Have you ever planned to do some writing, only to find yourself distracted by emails and ‘urgent’ tasks? Do you find you have a growing list of unpublished papers and grant proposals to write? Does it feel as if there is never enough time to get going with your writing?
As academics, writing is arguably our most important task. The mantra ‘publish or perish’ is not just a matter of prestige and a means to academic career progression. Nor is it simply about keeping our University rankings within the Research Excellence Framework. It is an ethical imperative.
Most medical research is funded either through taxpayers’ money or through charitable donations and relies on the trust and goodwill of voluntary research participants. This is both a privilege and responsibility. We must ensure that money is used wisely, yet no matter how carefully planned and well conducted our research project is, if it is not published it has ultimately failed. It has failed not only to add to current research knowledge, but more worrying still it may make the body of research which is published biased, and therefore less trustworthy. This because the studies we fail to publish tend to be those with negative results; meaning the overall evidence base on which doctors make clinical decisions is skewed, so-called ‘publication bias’. With estimates suggesting that a shocking 50% of medical research may be unpublished, this is a major problem.
So, what can we, as academics, do about this? How can we overcome the challenges of multiple distractions, writers’ block, anxiety and competing demands?
As a GP and a first year PhD student, writing is an area I was keen to focus on, so I was intrigued to see an email advertising a ‘writers’ retreat day, run by Pam Lock on behalf of the University of Bristol’s Doctoral College. I signed up, curious, and blocked the day in my diary, free of distractions.
The idea of a ‘writers’ retreat’ sounds wonderfully evocative, suggesting an escape to a remote highland location. The reality was much simpler, and fantastically easy to replicate. It looked a bit like this:
9.15: arrive and enjoy a tea or coffee. Plan your writing for the day. Do a short ‘free writing’ warm-up exercise
11.00: have a break – go outside for some fresh air, enjoy a tea or coffee
12.30: lunch break and a walk in the fresh air (no emails!)
4.30: wrap up – summarise what you have done and plan for the next session.

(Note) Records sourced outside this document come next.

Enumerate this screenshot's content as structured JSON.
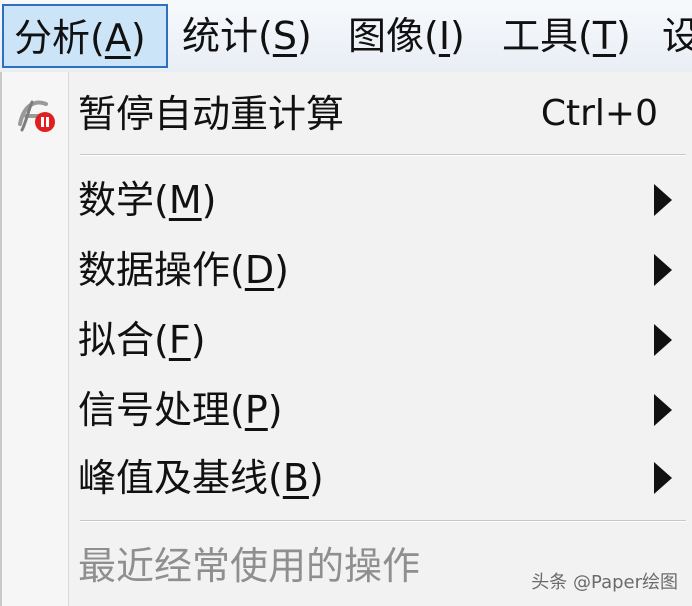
{
  "menubar": {
    "items": [
      {
        "label": "分析(",
        "mnemonic": "A",
        "suffix": ")",
        "active": true
      },
      {
        "label": "统计(",
        "mnemonic": "S",
        "suffix": ")",
        "active": false
      },
      {
        "label": "图像(",
        "mnemonic": "I",
        "suffix": ")",
        "active": false
      },
      {
        "label": "工具(",
        "mnemonic": "T",
        "suffix": ")",
        "active": false
      },
      {
        "label": "设",
        "mnemonic": "",
        "suffix": "",
        "active": false
      }
    ]
  },
  "dropdown": {
    "pause": {
      "label": "暂停自动重计算",
      "shortcut": "Ctrl+0",
      "icon": "pause-recalc-icon"
    },
    "submenus": [
      {
        "label": "数学(",
        "mnemonic": "M",
        "suffix": ")"
      },
      {
        "label": "数据操作(",
        "mnemonic": "D",
        "suffix": ")"
      },
      {
        "label": "拟合(",
        "mnemonic": "F",
        "suffix": ")"
      },
      {
        "label": "信号处理(",
        "mnemonic": "P",
        "suffix": ")"
      },
      {
        "label": "峰值及基线(",
        "mnemonic": "B",
        "suffix": ")"
      }
    ],
    "recent": {
      "label": "最近经常使用的操作",
      "disabled": true
    }
  },
  "watermark": "头条 @Paper绘图",
  "colors": {
    "active_highlight": "#cce4f7",
    "active_border": "#2f6fbf",
    "disabled_text": "#8f8f8f",
    "icon_badge": "#e02020"
  }
}
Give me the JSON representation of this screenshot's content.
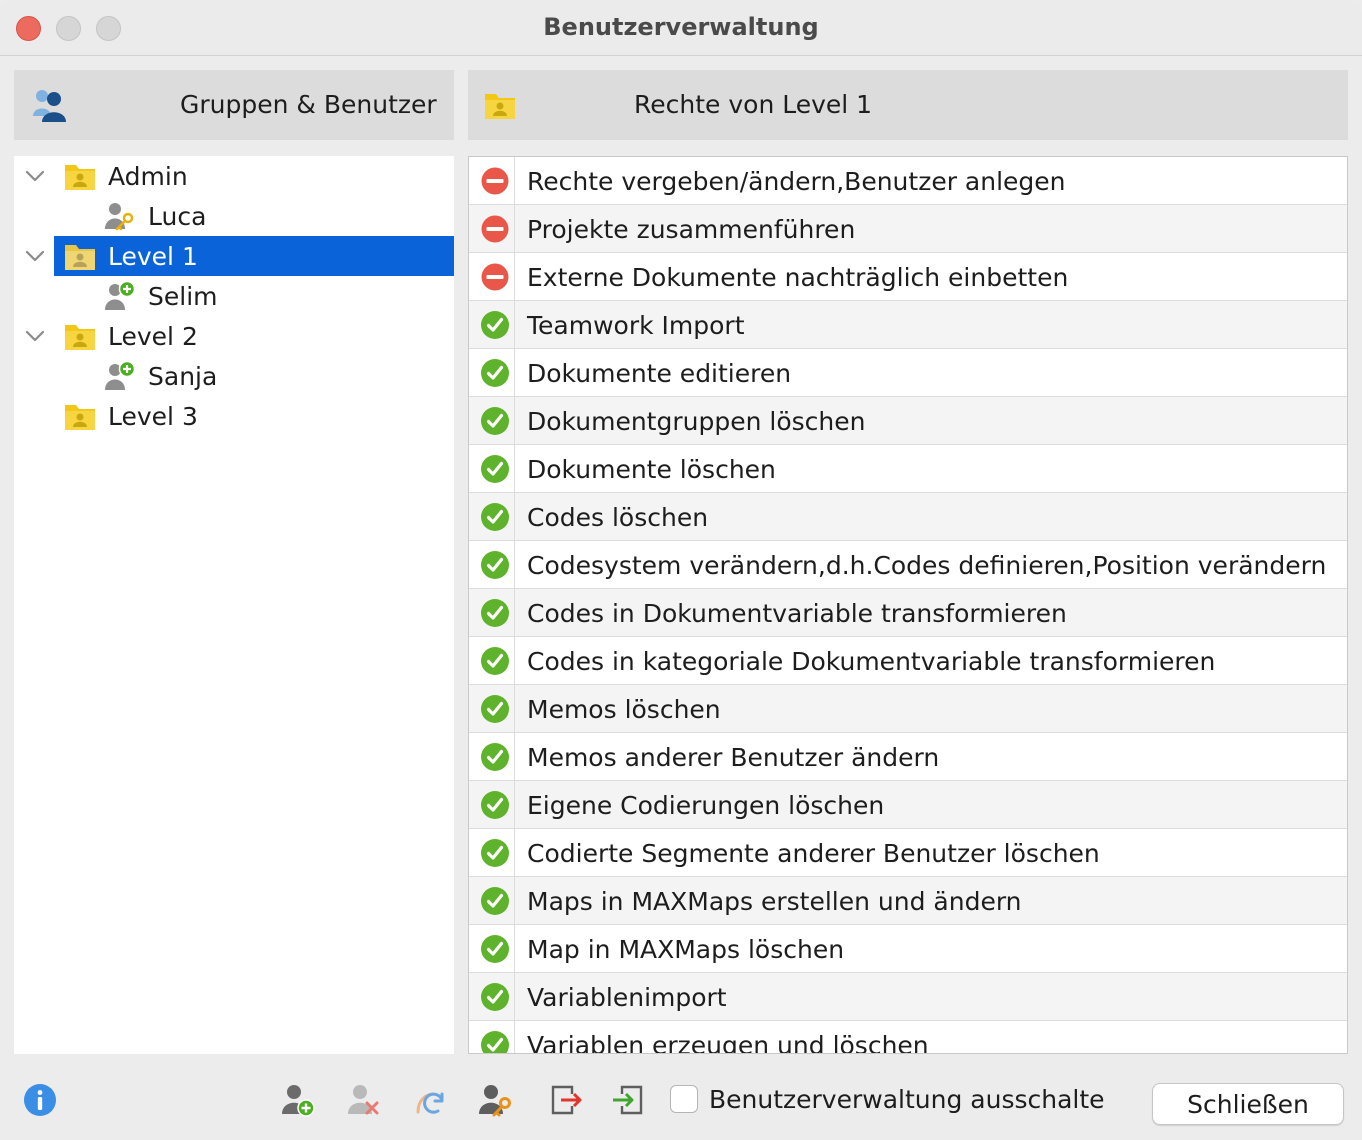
{
  "window": {
    "title": "Benutzerverwaltung"
  },
  "left_panel": {
    "header": "Gruppen & Benutzer",
    "header_icon": "users-icon",
    "tree": [
      {
        "label": "Admin",
        "type": "group",
        "expanded": true,
        "selected": false
      },
      {
        "label": "Luca",
        "type": "user",
        "badge": "key",
        "selected": false
      },
      {
        "label": "Level 1",
        "type": "group",
        "expanded": true,
        "selected": true
      },
      {
        "label": "Selim",
        "type": "user",
        "badge": "plus",
        "selected": false
      },
      {
        "label": "Level 2",
        "type": "group",
        "expanded": true,
        "selected": false
      },
      {
        "label": "Sanja",
        "type": "user",
        "badge": "plus",
        "selected": false
      },
      {
        "label": "Level 3",
        "type": "group",
        "expanded": false,
        "selected": false
      }
    ]
  },
  "right_panel": {
    "header": "Rechte von Level 1",
    "header_icon": "group-folder-icon",
    "rights": [
      {
        "label": "Rechte vergeben/ändern,Benutzer anlegen",
        "status": "denied"
      },
      {
        "label": "Projekte zusammenführen",
        "status": "denied"
      },
      {
        "label": "Externe Dokumente nachträglich einbetten",
        "status": "denied"
      },
      {
        "label": "Teamwork Import",
        "status": "allowed"
      },
      {
        "label": "Dokumente editieren",
        "status": "allowed"
      },
      {
        "label": "Dokumentgruppen löschen",
        "status": "allowed"
      },
      {
        "label": "Dokumente löschen",
        "status": "allowed"
      },
      {
        "label": "Codes löschen",
        "status": "allowed"
      },
      {
        "label": "Codesystem verändern,d.h.Codes definieren,Position verändern",
        "status": "allowed"
      },
      {
        "label": "Codes in Dokumentvariable transformieren",
        "status": "allowed"
      },
      {
        "label": "Codes in kategoriale Dokumentvariable transformieren",
        "status": "allowed"
      },
      {
        "label": "Memos löschen",
        "status": "allowed"
      },
      {
        "label": "Memos anderer Benutzer ändern",
        "status": "allowed"
      },
      {
        "label": "Eigene Codierungen löschen",
        "status": "allowed"
      },
      {
        "label": "Codierte Segmente anderer Benutzer löschen",
        "status": "allowed"
      },
      {
        "label": "Maps in MAXMaps erstellen und ändern",
        "status": "allowed"
      },
      {
        "label": "Map in MAXMaps löschen",
        "status": "allowed"
      },
      {
        "label": "Variablenimport",
        "status": "allowed"
      },
      {
        "label": "Variablen erzeugen und löschen",
        "status": "allowed"
      }
    ]
  },
  "footer": {
    "toolbar_icons": [
      "info-icon",
      "add-user-icon",
      "remove-user-icon",
      "refresh-user-icon",
      "user-key-icon",
      "export-icon",
      "import-icon"
    ],
    "checkbox_label": "Benutzerverwaltung ausschalte",
    "checkbox_checked": false,
    "close_label": "Schließen"
  },
  "colors": {
    "selection": "#0a63d8",
    "allowed": "#5fb22c",
    "denied": "#e8574a",
    "folder": "#f2c718"
  }
}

And that was it. That is literally all there is to it. Yet for me it has been a huge breakthrough. Not only do I find these days productive, I actually look forward to them.
So, what is it about this format that is so successful? Well, for me, there is something really powerful about being surrounded by supportive colleagues who are all committed to the same goal. Speaking about and sharing these goals at the start of the day solidifies them, making them real. Choosing to focus on writing frees me from the need to keep searching for more references, and often after writing I can see more clearly what is missing from my research. Spending a day in a physically different building gives me new energy and focus and helps me set these days apart. Scheduling long breaks throughout the day helps me to maintain a sharp focus and concentration during writing. But perhaps the biggest thing of all is escaping the addictive tyranny of emails.
I now diarise a writers’ retreat day every month into my calendar. I book a room in a different department, and invite friends and colleagues to join me. Sometimes it helps me to start writing a thesis chapter. Sometimes it is rewriting a paper which has gone through yet more hurdles towards publication. Today it’s been a blog, amongst other things. There never seems to be a shortage of things to write, so making the regular commitment means I don’t wait until the ‘to-do’ list of writing tasks has grown too long.
These writing days certainly feel like the most productive day of my month, yet they are also enjoyable. I’m sure lots of other people have found other useful writing tips – some might prefer a fortnightly writing day? Or a weekly afternoon dedicated to writing? Or an hour daily before breakfast? Whatever you do, as academics we have a responsibility to write and publish our work, so make sure you devote and protect regular time to your writing.